Partagez

UN ÉCONOMISTE / UNE IDÉE – Attirer les talents ou délocaliser ? Le carrefour du succès est là

UN ÉCONOMISTE / UNE IDÉE - De Ricardo à Krugman et retour - Selon la théorie "deux fois nouvelle" du commerce international, le succès des entreprises et des pays dépend désormais plus de la formation et de la capacité à attirer les talents que de la délocalisation de la production à faible -zones salariales – Les frontières des multinationales comptent plus que celles des nations

Qu'est-ce qui explique la division internationale du travail entre nations, par exemple, au début du XIXe siècle pour que le Portugal ne produise que du vin et pour l'Angleterre que des étoffes ? Les avantages comparatifs, c'est-à-dire la spécialisation dans la production des biens pour lesquels une nation a un coût relatif (et non absolu) inférieur, répondait David Ricardo il y a près de deux cents ans. Il était commode pour l'Angleterre de ne produire que des tissus et d'importer du vin et vice versa pour le Portugal, car de cette façon l'Angleterre aurait eu plus de vin et le Portugal plus de tissu que s'ils les avaient produits en interne. Et pendant des décennies, on a continué à penser que là où il y a abondance de compétences et de professionnalisme, les produits manufacturés qui nécessitent plus de haute technologie sont exportés, et là où il y a abondance de travail, les biens qui nécessitent moins sont produits et exportés, avec des importations ils voyagent en sens inverse.

Il y a trente ans, cette idée a été contestée par Paul Krugman, partant du constat que les choses ne fonctionnaient pas ainsi.
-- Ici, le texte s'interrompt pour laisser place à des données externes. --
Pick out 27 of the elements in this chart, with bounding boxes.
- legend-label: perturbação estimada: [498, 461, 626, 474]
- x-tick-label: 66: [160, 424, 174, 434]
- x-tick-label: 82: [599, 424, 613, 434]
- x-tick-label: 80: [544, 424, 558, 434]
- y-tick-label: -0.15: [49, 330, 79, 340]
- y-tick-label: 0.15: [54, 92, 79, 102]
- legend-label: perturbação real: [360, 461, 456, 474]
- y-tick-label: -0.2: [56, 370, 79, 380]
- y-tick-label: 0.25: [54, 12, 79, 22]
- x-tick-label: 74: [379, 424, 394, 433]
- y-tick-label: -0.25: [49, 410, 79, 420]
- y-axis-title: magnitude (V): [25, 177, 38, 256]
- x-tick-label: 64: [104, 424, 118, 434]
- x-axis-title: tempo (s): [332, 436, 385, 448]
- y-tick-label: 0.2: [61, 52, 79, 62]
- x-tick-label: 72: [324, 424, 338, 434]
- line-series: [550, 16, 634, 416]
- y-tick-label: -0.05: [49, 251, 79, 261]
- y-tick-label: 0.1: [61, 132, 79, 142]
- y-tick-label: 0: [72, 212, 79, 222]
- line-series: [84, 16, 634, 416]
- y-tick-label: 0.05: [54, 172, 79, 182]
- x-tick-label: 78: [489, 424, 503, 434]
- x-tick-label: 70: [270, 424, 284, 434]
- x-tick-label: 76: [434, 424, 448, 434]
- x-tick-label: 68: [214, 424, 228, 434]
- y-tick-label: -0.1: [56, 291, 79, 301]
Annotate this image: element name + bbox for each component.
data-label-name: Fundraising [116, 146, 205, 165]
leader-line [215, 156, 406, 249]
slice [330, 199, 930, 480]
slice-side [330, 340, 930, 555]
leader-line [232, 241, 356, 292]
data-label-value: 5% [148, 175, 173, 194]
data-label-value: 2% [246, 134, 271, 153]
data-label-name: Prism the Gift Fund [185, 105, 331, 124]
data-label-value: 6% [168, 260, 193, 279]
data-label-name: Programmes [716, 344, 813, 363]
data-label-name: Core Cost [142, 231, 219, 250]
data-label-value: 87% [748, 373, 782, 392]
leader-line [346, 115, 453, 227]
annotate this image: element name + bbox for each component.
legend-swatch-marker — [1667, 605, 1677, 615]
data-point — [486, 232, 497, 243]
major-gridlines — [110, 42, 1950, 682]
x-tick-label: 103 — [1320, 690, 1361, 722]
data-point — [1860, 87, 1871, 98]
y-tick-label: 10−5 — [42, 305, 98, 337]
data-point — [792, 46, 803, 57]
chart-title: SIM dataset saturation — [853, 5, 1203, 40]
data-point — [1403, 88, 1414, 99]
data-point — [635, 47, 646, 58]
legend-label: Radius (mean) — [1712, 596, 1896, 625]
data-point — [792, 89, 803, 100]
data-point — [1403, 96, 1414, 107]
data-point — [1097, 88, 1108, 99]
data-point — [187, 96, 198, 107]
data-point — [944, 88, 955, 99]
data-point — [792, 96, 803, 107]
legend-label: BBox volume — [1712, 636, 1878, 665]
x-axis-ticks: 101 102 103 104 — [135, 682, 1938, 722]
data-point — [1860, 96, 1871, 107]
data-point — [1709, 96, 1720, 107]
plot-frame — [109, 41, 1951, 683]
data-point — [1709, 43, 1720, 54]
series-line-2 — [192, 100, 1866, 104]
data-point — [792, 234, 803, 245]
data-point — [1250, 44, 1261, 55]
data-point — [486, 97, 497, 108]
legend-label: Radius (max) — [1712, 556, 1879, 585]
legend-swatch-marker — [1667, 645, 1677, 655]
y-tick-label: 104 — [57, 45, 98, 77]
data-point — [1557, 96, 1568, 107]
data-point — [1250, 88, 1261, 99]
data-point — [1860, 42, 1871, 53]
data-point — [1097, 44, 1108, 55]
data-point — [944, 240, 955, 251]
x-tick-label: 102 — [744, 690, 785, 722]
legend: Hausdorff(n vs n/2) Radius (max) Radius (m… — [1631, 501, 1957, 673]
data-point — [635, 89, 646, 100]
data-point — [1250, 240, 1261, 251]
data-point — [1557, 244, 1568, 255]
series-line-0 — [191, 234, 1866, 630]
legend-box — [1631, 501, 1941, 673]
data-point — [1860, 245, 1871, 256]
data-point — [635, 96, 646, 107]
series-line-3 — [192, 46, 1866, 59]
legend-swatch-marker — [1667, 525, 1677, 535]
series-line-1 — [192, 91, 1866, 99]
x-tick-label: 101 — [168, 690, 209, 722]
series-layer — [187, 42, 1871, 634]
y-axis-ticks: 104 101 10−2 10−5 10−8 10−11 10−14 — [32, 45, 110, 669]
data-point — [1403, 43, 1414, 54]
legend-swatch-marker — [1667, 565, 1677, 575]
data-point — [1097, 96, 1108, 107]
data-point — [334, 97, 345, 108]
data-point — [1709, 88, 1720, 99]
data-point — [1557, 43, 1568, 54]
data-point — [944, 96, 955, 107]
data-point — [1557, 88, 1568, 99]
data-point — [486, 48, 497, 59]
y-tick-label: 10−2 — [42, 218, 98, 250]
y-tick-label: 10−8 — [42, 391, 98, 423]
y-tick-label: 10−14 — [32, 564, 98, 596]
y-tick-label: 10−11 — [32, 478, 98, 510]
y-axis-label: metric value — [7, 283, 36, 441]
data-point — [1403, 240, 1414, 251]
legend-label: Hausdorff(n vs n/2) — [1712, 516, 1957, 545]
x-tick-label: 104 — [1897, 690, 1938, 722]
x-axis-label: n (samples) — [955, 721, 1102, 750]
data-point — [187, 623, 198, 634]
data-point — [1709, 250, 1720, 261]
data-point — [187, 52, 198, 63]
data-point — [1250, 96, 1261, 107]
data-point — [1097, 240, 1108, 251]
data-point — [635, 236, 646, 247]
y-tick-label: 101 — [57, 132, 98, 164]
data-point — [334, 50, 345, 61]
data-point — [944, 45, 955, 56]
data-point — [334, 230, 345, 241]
Plus de 60 % des échanges mondiaux s'effectuent entre les pays les plus avancés industriellement. Entreprises spécialisées dans les variétés d'un même produit qui étaient exportées et importées : l'Allemagne exportait Mercedes en France et importait Renault de là. Mais même cette idée a été mise en crise par l'observation des faits au cours des six ou sept dernières années.

Une grande partie du commerce international ne se déroule pas au sein de la même industrie, mais au sein de la même entreprise (multinationale). La société mère allemande exporte les intrants de production (moteur, pneumatiques) vers sa filiale en Slovénie et en importe le produit fini (la voiture). Pourquoi cela se passe-t-il, se demandent les économistes de la « nouvelle nouvelle théorie du commerce » (deux fois plus nouvelle que celles de Krugman et Ricardo) ? Parce que les entreprises tentent désespérément de retenir la main-d'œuvre qualifiée, qui se fait rare sur le marché ; la concurrence internationale ne concerne pas la main-d'œuvre peu rémunérée, mais la main-d'œuvre hautement qualifiée : c'est une « guerre des talents », dans laquelle chaque entreprise cherche à retenir ou à capter le meilleur du capital humain.

Le succès de l'Allemagne en tant que pays exportateur réside précisément, expliquent les économistes de la nouvelle vague, dans sa capacité à exploiter le réservoir de main-d'œuvre hautement qualifiée en Europe de l'Est que le communisme a laissé derrière lui, réussissant ainsi à maintenir les salaires des travailleurs peu qualifiés en Allemagne. (Une autre histoire entre les États-Unis et le Mexique, où le pays hégémonique y exploite une main-d'œuvre bon marché et importe des ingénieurs informaticiens d'Asie).

La théorie « deux fois nouvelle » du commerce international n'est pas seulement une explication de la division mondiale du travail et du succès de certains pays en tant qu'exportateurs. C'est aussi une analyse des conséquences sur la vie intérieure de ces mêmes pays. Ce type d'organisation a des effets perturbateurs sur la distribution des revenus, car il génère un écart salarial croissant entre les hauts et les bas niveaux d'éducation, une augmentation spectaculaire de la rémunération des cadres supérieurs et des bas salaires pour les travailleurs moyennement qualifiés.

Une telle inégalité dans la répartition des revenus, qui ne s'était pas vue depuis 1929 aux États-Unis, est selon certains la cause de l'énorme endettement du secteur privé qui a déclenché l'explosion de la crise qui a commencé avec la chaîne de faillites des prêts hypothécaires à risque. Mais il y a plus : les frontières importantes sont devenues celles de la multinationale, pas celles de la nation et il ne suffit pas de pouvoir délocaliser la production à la recherche de bas salaires, il faut pouvoir retenir et former les talents et le professionnalisme . Peut-être qu'en Italie cette graine de vérité économique ne germe pas parce qu'elle ne trouve pas le bon terrain pour s'enraciner.